The Impact of Student Loan Debt and San Diego Millennial Home Buyers
Millennials were encouraged to go to college at all costs. But, now that they are out of school, in the workforce, and ready to become first-time San Diego homeowners those costs are catching up with them. A recent study revealed some interesting information.
Student loans lead to lower home values
The study found that on average millennials who were carrying student loan debt had to take larger mortgages on homes that had lower values. Millennials without student loan debt had a median home value of $8,000 more than their counterparts.
A surprising piece of information is that the percentage of millennials owning a home is not drastically different between those with debt versus those without debt. There is only a 2 percent difference between the two groups.
The real difference comes in the difference in price of their homes. This is believed to be due to the fact that it’s harder to save up for a down payment while paying on student loans.
What are those with student loan debt supposed to do?
Over the past two decades the amount of student loan debt has continued to rise.
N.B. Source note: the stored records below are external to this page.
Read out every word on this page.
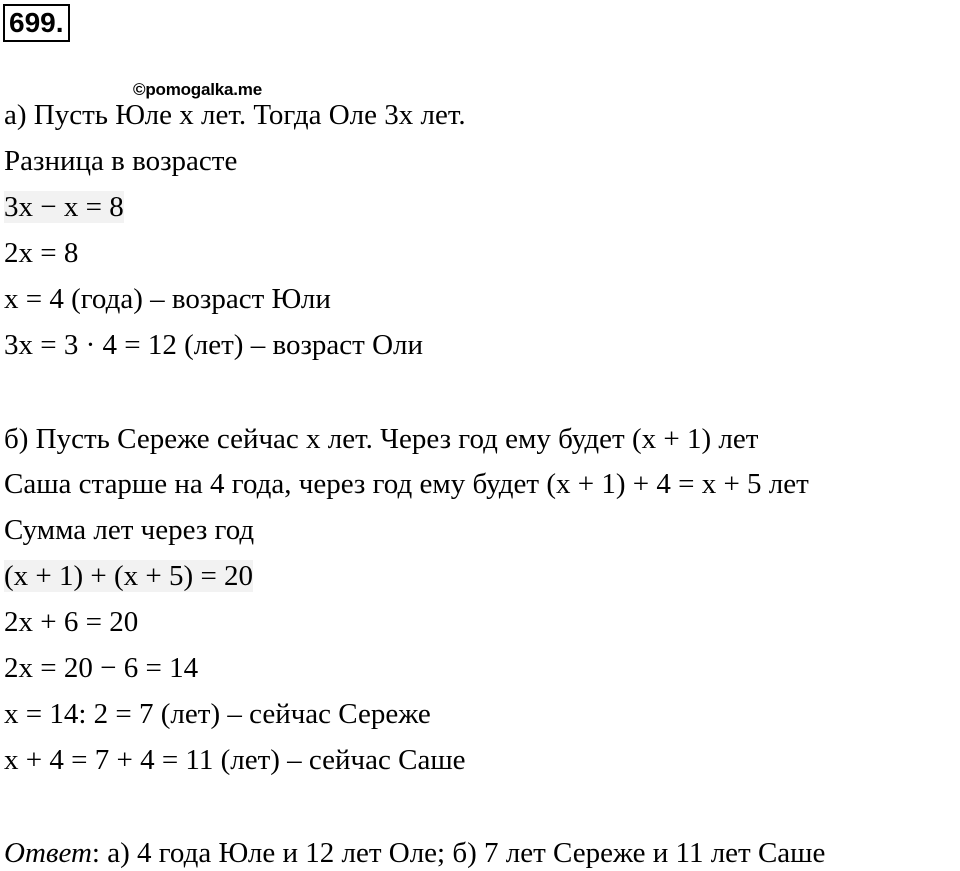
699.
©pomogalka.me
а) Пусть Юле x лет. Тогда Оле 3x лет.
Разница в возрасте
3x − x = 8
2x = 8
x = 4 (года) – возраст Юли
3x = 3 · 4 = 12 (лет) – возраст Оли
б) Пусть Сереже сейчас x лет. Через год ему будет (x + 1) лет
Саша старше на 4 года, через год ему будет (x + 1) + 4 = x + 5 лет
Сумма лет через год
(x + 1) + (x + 5) = 20
2x + 6 = 20
2x = 20 − 6 = 14
x = 14: 2 = 7 (лет) – сейчас Сереже
x + 4 = 7 + 4 = 11 (лет) – сейчас Саше
Ответ: а) 4 года Юле и 12 лет Оле; б) 7 лет Сереже и 11 лет Саше
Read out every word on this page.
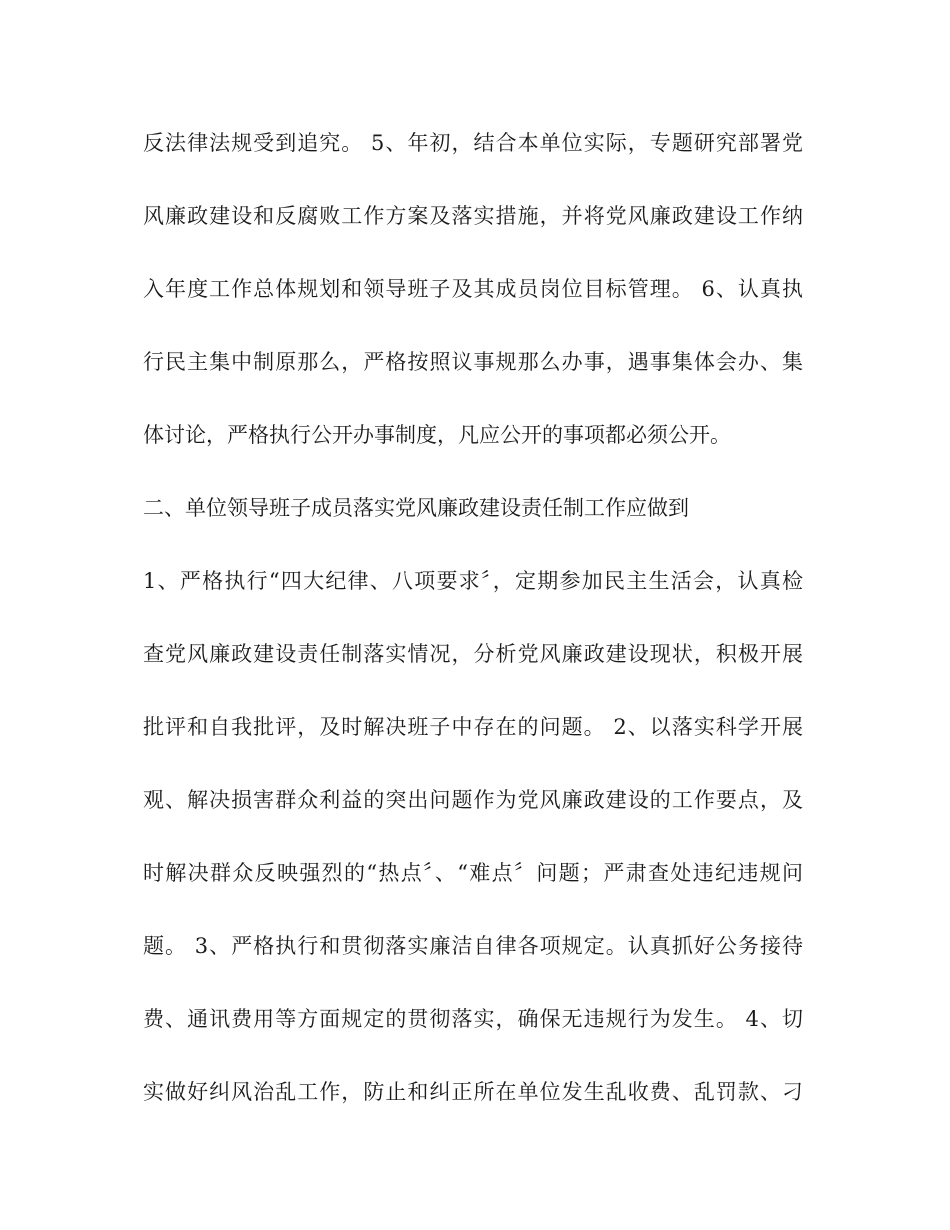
反法律法规受到追究。 5、年初，结合本单位实际，专题研究部署党
风廉政建设和反腐败工作方案及落实措施，并将党风廉政建设工作纳
入年度工作总体规划和领导班子及其成员岗位目标管理。 6、认真执
行民主集中制原那么，严格按照议事规那么办事，遇事集体会办、集
体讨论，严格执行公开办事制度，凡应公开的事项都必须公开。
二、单位领导班子成员落实党风廉政建设责任制工作应做到
1、严格执行“四大纪律、八项要求〞，定期参加民主生活会，认真检
查党风廉政建设责任制落实情况，分析党风廉政建设现状，积极开展
批评和自我批评，及时解决班子中存在的问题。 2、以落实科学开展
观、解决损害群众利益的突出问题作为党风廉政建设的工作要点，及
时解决群众反映强烈的“热点〞、“难点〞问题；严肃查处违纪违规问
题。 3、严格执行和贯彻落实廉洁自律各项规定。认真抓好公务接待
费、通讯费用等方面规定的贯彻落实，确保无违规行为发生。 4、切
实做好纠风治乱工作，防止和纠正所在单位发生乱收费、乱罚款、刁
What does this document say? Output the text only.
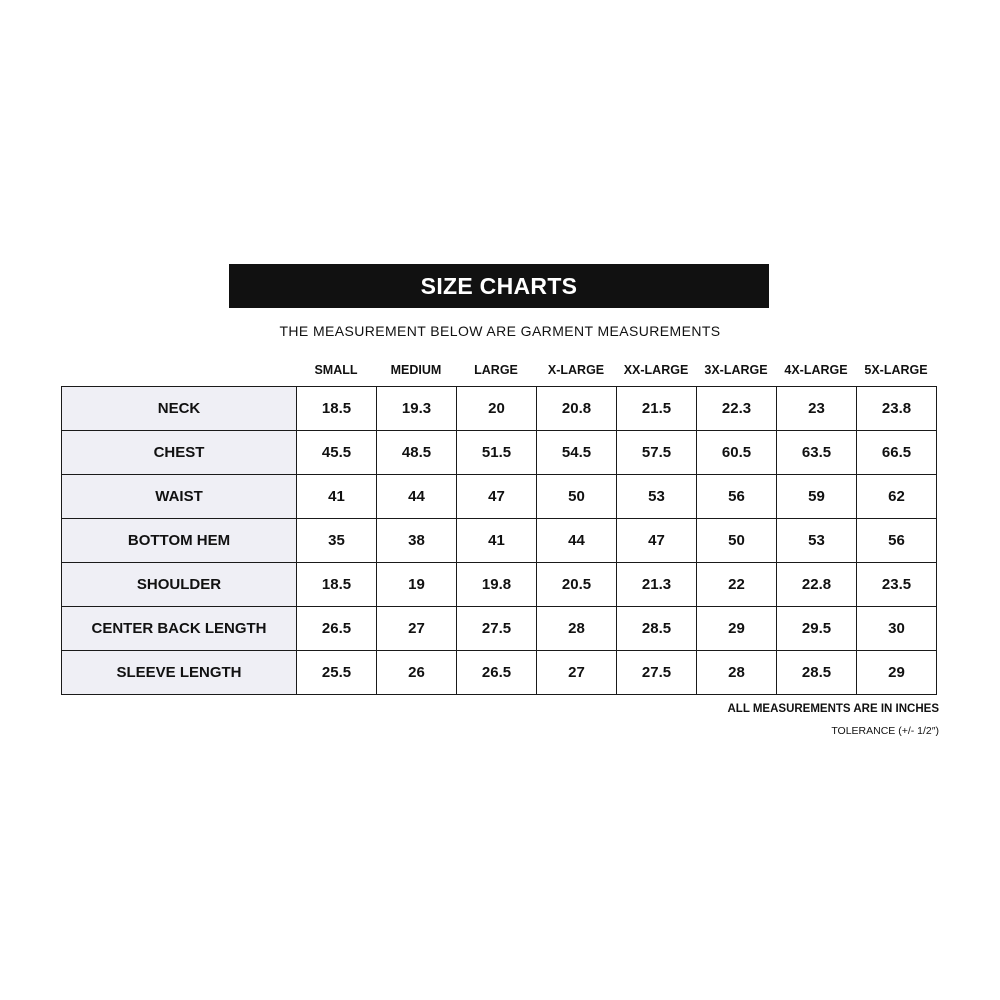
SIZE CHARTS
THE MEASUREMENT BELOW ARE GARMENT MEASUREMENTS
SMALL	MEDIUM	LARGE	X-LARGE	XX-LARGE	3X-LARGE	4X-LARGE	5X-LARGE
NECK	18.5	19.3	20	20.8	21.5	22.3	23	23.8
CHEST	45.5	48.5	51.5	54.5	57.5	60.5	63.5	66.5
WAIST	41	44	47	50	53	56	59	62
BOTTOM HEM	35	38	41	44	47	50	53	56
SHOULDER	18.5	19	19.8	20.5	21.3	22	22.8	23.5
CENTER BACK LENGTH	26.5	27	27.5	28	28.5	29	29.5	30
SLEEVE LENGTH	25.5	26	26.5	27	27.5	28	28.5	29
ALL MEASUREMENTS ARE IN INCHES
TOLERANCE (+/- 1/2″)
In recent years, as millennials have started to enter the housing market, home values have risen as well. Lenders are having to deny millennials for their mortgage loans due to the amount of student loan debt they are carrying.
Lenders are advising millennials to work on paying down their student debt. Deferring payments in order to save up money for a down payment could leave you with money in the bank and a denial letter from your lender. This is because the amount of debt you are carrying is a major factor in the decision to approve you for a loan.
It’s important to understand how your repayment options work. There are many ways to reduce the amount of your monthly payment while still starting to pay instead of deferring payment until later.
Mortgage interest rates are no longer at rock bottom and they are expected to climb. This will make it more difficult for those with student loan debt to qualify for a mortgage.
So, what are college students and college graduates supposed to do?
If you are a current college student, make sure you consider if you actually need the full amount of the aid you are offered each semester. It might be nice to have the refunds after your school is paid in order to have some money for living expenses, but think about if you actually need it. That Starbucks coffee might taste good but if you are buying it with money that you are paying interest on, it really isn’t worth it.
It’s also important to finish school out when you take out student loans. You owe the money either way, so if you finish and earn the degree you have a higher chance of a larger income that will help you pay the loans back.
Ignoring your loans won’t make them go away and won’t help your situation. If you have questions talk to a financial planner that specializes in student loans. This can help with devising a financial plan that will help you pay down on your loans and save up for a house.